In telephone interviews, BioSpace.com told researchers its database was not accessed by Mr. Monastra. 28

The Medzilla lawsuit was settled in Medzilla's favor and dismissed February 3, 2003. 29 The Biotechcareers.com domain was handed over to Medzilla as part of the settlement. 30 In a telephone interview after the dismissal of the suit, Mr. Heasley told researchers that as part of the settlement, Mr. Monastra was directed to erase the Biotechcareers.com resume database. 31

No legal actions against Mr. Monastra or Biotechcareers.com have been publicly filed on BioView's behalf at this date, nor have they been filed on the behalf of BioSpace nor HireHealth. 32

Legal documents indicate that the Biotechcareers.com resume database allegedly contained in "excess of 20,000 resumes" and "included over 30,000 registered users" at the time Mr. Monastra was directed to delete it.33

Author Pam Dixon joins the Privacy Rights Clearinghouse, a nonprofit consumer advocacy organization, in recommending that the Federal Trade Commission (FTC) undertake a thorough investigation of the entire job search industry, online and off.

Issues include:

  • Deceptive data handling practices in regards to posted privacy policies.
  • Poor and in many cases absent notification to consumers of data handling practices.
  • Widespread industry practice of data mining and selling job seeker data, including names, email addresses, resumes, and in some cases Equal Employment data such as ethnicity and gender.
  • Data security issues, including:
    • Poor to non-existent resume database access verification procedures.
    • Poor to non-existent job validation procedures.
    • Poor follow-through and lack of notification to job seekers of privacy lapses and problems.
  • Widespread industry practice of using copyrighted information belonging to consumers (resumes) as an integral part of making a business profit while at the same time not fully disclosing this practice.

We wish to emphasize that job seekers who are notified of privacy lapses impacting their job searches receive that notification voluntarily by the most ethical sites in the industry. We believe that all sites should notify job seekers of privacy lapses, and in a timely fashion.

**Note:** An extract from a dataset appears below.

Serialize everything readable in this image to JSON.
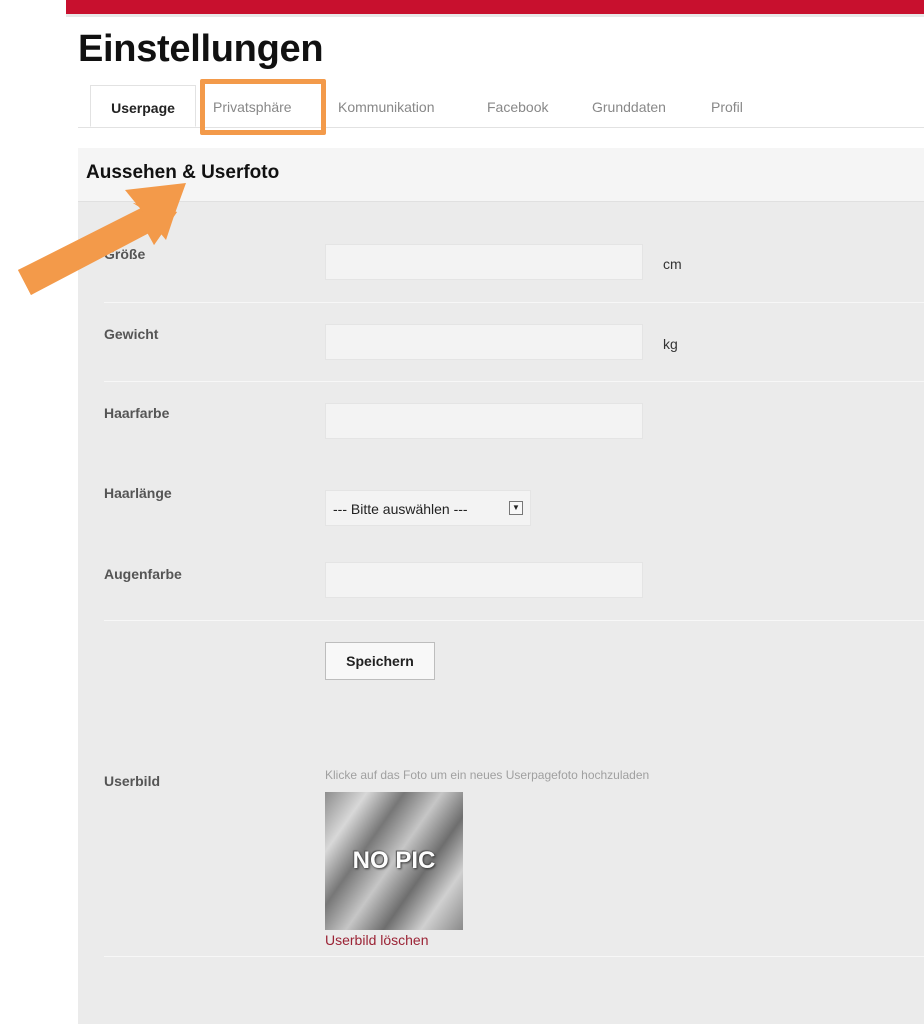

[Note: These tips for job seekers are also available on the Privacy Rights Clearinghouse Web site, Fact Sheet 25, "Online Job Search Web Sites: Tips to Safeguard Your Privacy," at http://www.privacyrights.org/fs/fs25-JobSeekerPriv.htm.]  

In any job search, it is undeniably important to circulate a resume. However, job seekers need to carefully minimize privacy issues related to resumes while still maintaining appropriate exposure to employers.

It is important for all job seekers to understand that resume databases vary widely in privacy practices and controls. Learning to choose a quality job search site and resume database with good privacy practices has become an important part of your job search if you plan to use the Internet as a job search tool.

Another key skill is to discriminate between valid job search related email and unhelpful  solicitations for your resume. 

Remember, in the information economy, your resume has a "street value." It is important to protect your resume from people and businesses who want to use it primarily to make a profit instead of primarily to help you find employment.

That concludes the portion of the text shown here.